November 11, 2016
by Kathleen M. Lynch
I recently led an AIA group on a cruise circumnavigating the Black Sea, counterclockwise. Along the way, we visited Turkey, Georgia, Ukraine, and Bulgaria, and we noticed how each one of these “young” countries drew on its ancient history in order to craft a modern image. But the biggest surprise came in Georgia.

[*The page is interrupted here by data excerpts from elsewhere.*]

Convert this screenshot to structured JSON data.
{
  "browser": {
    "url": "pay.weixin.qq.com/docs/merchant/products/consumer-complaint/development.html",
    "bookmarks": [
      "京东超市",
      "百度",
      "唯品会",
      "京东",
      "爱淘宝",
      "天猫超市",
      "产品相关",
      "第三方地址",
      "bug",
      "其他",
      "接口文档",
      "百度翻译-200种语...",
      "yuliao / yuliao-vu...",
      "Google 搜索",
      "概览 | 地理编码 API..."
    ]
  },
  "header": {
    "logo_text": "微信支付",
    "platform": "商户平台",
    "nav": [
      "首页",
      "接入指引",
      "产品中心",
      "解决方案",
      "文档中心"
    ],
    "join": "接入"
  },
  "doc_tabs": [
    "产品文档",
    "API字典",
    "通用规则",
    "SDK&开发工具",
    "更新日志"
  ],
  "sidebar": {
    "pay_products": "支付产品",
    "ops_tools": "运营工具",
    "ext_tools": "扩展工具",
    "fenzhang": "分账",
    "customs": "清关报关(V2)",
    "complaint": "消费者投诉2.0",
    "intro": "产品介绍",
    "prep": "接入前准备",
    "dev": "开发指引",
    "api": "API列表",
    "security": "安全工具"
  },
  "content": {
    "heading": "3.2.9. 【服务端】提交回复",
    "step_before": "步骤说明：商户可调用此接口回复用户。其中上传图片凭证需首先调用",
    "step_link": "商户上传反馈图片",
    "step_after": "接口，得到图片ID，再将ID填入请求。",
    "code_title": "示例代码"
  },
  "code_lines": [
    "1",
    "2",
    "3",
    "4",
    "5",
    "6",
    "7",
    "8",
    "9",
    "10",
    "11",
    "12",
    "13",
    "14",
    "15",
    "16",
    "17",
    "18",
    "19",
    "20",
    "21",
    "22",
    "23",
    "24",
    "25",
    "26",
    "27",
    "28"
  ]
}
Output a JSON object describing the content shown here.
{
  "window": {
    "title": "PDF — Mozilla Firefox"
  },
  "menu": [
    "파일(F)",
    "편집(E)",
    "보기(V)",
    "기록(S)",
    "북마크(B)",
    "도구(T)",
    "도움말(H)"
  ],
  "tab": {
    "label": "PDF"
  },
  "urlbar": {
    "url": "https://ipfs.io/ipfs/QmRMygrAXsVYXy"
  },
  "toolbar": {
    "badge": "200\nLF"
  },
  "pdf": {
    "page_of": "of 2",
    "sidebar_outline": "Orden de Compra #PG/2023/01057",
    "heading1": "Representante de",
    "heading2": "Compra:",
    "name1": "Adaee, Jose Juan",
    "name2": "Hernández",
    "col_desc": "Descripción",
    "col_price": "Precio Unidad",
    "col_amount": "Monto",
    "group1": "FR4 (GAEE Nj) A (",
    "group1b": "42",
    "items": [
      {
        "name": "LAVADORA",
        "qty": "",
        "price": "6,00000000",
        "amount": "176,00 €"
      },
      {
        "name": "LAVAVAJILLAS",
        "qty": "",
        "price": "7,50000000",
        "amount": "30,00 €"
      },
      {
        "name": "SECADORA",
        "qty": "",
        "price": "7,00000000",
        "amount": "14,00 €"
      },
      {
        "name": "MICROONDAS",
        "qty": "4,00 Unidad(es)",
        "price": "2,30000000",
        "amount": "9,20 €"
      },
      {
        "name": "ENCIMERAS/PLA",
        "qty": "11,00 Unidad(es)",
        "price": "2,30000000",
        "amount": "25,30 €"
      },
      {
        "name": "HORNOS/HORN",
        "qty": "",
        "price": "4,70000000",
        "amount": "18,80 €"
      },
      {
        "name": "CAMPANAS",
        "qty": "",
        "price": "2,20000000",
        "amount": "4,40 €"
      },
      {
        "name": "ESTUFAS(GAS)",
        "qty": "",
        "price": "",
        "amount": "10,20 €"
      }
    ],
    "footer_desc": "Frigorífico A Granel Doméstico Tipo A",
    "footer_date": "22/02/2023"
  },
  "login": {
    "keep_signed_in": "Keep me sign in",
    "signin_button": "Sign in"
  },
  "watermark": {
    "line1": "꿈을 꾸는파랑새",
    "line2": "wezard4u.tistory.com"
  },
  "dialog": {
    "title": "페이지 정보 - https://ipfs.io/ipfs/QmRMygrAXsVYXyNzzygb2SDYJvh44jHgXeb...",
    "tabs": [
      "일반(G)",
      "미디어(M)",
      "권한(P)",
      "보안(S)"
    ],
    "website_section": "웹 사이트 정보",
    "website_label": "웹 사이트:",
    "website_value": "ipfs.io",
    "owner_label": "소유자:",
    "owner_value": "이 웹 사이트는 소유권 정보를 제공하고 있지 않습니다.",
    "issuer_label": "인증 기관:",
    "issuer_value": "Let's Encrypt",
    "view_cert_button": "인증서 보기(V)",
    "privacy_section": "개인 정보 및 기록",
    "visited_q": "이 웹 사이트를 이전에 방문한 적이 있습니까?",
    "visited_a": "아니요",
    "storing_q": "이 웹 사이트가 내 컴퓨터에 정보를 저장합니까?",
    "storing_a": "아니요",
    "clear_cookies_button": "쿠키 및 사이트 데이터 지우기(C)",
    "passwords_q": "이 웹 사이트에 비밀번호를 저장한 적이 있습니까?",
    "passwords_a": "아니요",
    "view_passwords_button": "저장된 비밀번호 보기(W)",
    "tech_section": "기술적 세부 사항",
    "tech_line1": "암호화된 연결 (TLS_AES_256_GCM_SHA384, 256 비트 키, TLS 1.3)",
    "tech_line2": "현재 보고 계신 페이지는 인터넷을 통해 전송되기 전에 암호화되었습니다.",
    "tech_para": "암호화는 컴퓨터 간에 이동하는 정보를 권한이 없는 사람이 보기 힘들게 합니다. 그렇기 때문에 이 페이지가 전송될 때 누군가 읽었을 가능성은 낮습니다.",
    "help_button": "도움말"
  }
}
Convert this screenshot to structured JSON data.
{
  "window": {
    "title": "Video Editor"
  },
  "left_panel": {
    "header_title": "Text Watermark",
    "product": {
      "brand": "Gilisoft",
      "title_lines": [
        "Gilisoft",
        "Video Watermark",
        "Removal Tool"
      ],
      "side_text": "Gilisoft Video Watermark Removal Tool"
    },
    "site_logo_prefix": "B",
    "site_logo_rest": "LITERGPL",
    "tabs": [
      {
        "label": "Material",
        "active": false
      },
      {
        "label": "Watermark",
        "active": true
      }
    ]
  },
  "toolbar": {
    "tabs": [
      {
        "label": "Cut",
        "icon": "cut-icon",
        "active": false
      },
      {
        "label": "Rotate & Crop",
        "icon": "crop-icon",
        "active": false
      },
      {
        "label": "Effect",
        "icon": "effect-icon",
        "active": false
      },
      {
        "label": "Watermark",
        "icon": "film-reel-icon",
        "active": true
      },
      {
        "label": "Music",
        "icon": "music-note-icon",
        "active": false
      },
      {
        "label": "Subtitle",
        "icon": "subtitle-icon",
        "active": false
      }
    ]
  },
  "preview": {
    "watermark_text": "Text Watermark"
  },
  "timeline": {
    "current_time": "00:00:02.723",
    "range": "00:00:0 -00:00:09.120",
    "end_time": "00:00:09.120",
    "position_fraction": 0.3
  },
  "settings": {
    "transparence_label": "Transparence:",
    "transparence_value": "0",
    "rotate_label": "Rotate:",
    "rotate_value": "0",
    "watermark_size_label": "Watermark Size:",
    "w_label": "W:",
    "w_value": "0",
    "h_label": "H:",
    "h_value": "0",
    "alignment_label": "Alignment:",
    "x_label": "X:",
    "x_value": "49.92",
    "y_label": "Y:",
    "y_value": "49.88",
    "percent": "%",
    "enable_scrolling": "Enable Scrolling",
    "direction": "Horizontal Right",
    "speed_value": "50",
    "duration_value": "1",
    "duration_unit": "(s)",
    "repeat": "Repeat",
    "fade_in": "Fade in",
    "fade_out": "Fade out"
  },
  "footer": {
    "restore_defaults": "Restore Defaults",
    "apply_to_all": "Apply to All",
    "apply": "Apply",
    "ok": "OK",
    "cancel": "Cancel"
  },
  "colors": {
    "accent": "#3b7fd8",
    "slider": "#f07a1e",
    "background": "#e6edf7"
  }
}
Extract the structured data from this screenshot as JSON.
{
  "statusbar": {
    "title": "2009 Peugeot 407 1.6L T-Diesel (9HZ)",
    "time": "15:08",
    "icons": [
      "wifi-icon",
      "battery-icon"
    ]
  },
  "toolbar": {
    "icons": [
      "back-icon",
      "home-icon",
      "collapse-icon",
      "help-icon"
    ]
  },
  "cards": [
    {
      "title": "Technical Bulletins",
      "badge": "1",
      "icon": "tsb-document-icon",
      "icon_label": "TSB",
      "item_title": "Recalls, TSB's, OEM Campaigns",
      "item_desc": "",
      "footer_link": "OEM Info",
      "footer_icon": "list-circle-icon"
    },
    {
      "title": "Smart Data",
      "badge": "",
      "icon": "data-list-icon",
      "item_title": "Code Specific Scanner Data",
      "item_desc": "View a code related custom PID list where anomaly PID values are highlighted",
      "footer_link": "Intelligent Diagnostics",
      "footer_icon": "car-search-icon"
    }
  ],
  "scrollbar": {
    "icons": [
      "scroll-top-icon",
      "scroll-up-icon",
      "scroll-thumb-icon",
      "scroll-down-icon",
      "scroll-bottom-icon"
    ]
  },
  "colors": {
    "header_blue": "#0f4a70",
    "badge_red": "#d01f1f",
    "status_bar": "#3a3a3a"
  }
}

The people of Batumi, the bustling Black Sea port of the fledgling democratic state of Georgia (formerly a Soviet Republic), have chosen to honor a figure from Greek mythology, Medea, in their beautifully old-world town square. She stands on a pedestal, gilded and gleaming in the sunlight, in the middle of the central square in Batumi, Georgia. Do you remember the story of Medea? In sum: she is a sorceress and helps the Greek hero Jason get the golden fleece (which the statue holds), but also chops up her brother, makes Jason’s uncle into soup, sets Jason’s new girlfriend on fire, and finally kills the sons she had with Jason with her own hands. Why would anyone want to identify with this most barbaric of Greek villains?
I asked our local guide this question. She admitted that yes, there is some controversy over the statue, that Medea may not be the right symbol for Batumi, but, she explained, others say she did all those bad things for love, so that makes it ok. We had to get back on the bus, so I didn’t have time to argue about Medea’s motivations.
What this and other less dramatic encounters on the trip showed us is that the past remains vital to the present. In Georgia, an ancient figure has taken on new meaning in the context of nation building: Medea has become a symbol of their determination and resourcefulness. Her story has evolved to support the aspirations of country reinventing itself, shedding its Soviet past.
Or maybe the message is, “Don’t mess with Georgia.”